Lei, immagino, in quelle circostanze dava il meglio di sé.

«Per me ogni stagione era carnevale, signor mio. Casanova è sempre Casanova [...] io non ero nobile né popolano. Ma facevo man bassa in ogni classe e ceto. Ma così facevan tutti. E quando il carnevale finiva, usciva un banditore con trombe e tamburi che girava per le calli gridando: el carneval xè finìo e fra nove mesi porté i bastardi a la Pietà.»

Ma la sua Venezia, esimio, era anche una città incupita, sospettosa, già in declino.

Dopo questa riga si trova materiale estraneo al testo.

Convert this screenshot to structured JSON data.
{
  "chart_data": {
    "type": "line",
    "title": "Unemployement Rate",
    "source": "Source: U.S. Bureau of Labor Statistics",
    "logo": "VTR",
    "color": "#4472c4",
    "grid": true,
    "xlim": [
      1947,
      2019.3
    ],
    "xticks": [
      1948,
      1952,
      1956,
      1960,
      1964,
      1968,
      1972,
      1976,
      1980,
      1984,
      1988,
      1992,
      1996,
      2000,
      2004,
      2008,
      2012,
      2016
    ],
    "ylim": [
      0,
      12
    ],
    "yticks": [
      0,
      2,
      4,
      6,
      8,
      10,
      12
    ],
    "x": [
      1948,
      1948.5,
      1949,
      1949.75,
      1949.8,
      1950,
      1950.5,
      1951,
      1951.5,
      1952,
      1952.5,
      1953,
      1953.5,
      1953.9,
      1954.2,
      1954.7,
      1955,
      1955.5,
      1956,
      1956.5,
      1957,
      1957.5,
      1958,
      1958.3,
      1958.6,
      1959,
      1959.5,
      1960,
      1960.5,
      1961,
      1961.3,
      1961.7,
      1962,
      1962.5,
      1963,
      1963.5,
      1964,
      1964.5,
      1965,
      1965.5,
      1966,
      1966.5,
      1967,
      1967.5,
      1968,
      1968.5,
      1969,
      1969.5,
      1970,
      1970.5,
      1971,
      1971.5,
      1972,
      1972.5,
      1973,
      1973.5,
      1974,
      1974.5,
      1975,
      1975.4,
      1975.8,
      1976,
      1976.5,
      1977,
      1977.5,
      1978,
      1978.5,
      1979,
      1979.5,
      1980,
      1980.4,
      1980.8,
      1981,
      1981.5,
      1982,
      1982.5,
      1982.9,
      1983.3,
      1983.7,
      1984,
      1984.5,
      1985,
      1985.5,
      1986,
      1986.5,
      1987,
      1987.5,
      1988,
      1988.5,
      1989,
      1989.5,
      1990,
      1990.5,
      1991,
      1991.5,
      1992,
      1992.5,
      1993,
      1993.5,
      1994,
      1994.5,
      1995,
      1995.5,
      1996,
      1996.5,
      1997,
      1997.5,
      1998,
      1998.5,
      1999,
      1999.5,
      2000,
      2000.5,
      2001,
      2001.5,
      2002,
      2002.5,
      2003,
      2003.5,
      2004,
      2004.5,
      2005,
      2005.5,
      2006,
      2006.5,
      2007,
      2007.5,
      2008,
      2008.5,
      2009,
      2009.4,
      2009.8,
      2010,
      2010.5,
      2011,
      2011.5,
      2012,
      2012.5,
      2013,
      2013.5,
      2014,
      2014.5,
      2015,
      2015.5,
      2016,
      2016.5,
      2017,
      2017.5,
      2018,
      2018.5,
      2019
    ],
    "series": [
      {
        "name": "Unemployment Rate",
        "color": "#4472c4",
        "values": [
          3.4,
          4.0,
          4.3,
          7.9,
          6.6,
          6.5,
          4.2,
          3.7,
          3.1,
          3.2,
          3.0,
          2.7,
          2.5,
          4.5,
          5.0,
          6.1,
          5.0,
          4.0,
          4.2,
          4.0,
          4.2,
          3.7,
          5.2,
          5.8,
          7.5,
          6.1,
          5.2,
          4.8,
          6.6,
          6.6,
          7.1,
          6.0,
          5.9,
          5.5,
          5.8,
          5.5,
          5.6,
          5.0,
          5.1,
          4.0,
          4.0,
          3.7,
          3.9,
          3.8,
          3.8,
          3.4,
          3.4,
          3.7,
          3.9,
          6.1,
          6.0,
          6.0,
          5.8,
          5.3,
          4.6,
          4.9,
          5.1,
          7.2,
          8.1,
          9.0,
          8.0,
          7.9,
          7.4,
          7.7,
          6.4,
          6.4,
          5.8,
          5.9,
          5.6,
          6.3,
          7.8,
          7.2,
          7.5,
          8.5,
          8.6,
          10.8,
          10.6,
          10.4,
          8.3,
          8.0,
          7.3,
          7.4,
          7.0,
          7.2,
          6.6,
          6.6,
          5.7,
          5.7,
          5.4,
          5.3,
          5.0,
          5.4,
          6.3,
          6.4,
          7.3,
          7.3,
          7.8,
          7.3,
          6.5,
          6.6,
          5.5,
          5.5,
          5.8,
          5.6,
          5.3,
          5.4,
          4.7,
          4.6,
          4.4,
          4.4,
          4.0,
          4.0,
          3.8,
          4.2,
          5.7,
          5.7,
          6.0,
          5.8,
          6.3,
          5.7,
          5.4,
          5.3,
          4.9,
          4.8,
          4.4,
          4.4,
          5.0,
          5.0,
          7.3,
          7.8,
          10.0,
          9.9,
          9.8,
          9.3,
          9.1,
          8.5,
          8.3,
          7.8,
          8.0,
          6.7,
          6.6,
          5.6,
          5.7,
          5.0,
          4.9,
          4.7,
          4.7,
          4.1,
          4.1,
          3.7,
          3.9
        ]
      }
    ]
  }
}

«Lasci in pace la storia patria. Restiamo al carnevale, quando questa città che lei vede così ridotta da stringere il cuore, era un unico, divertente, trionfante bordello per il divertimento e il sollazzo di maschi e femmine, ed anche intermedi [...] ma questa chiacchierata mi ha messo appetito e un po’ di sete. Le faccio una proposta: andiamo a mangiare le schie in un antico luogo dove ai miei tempi...»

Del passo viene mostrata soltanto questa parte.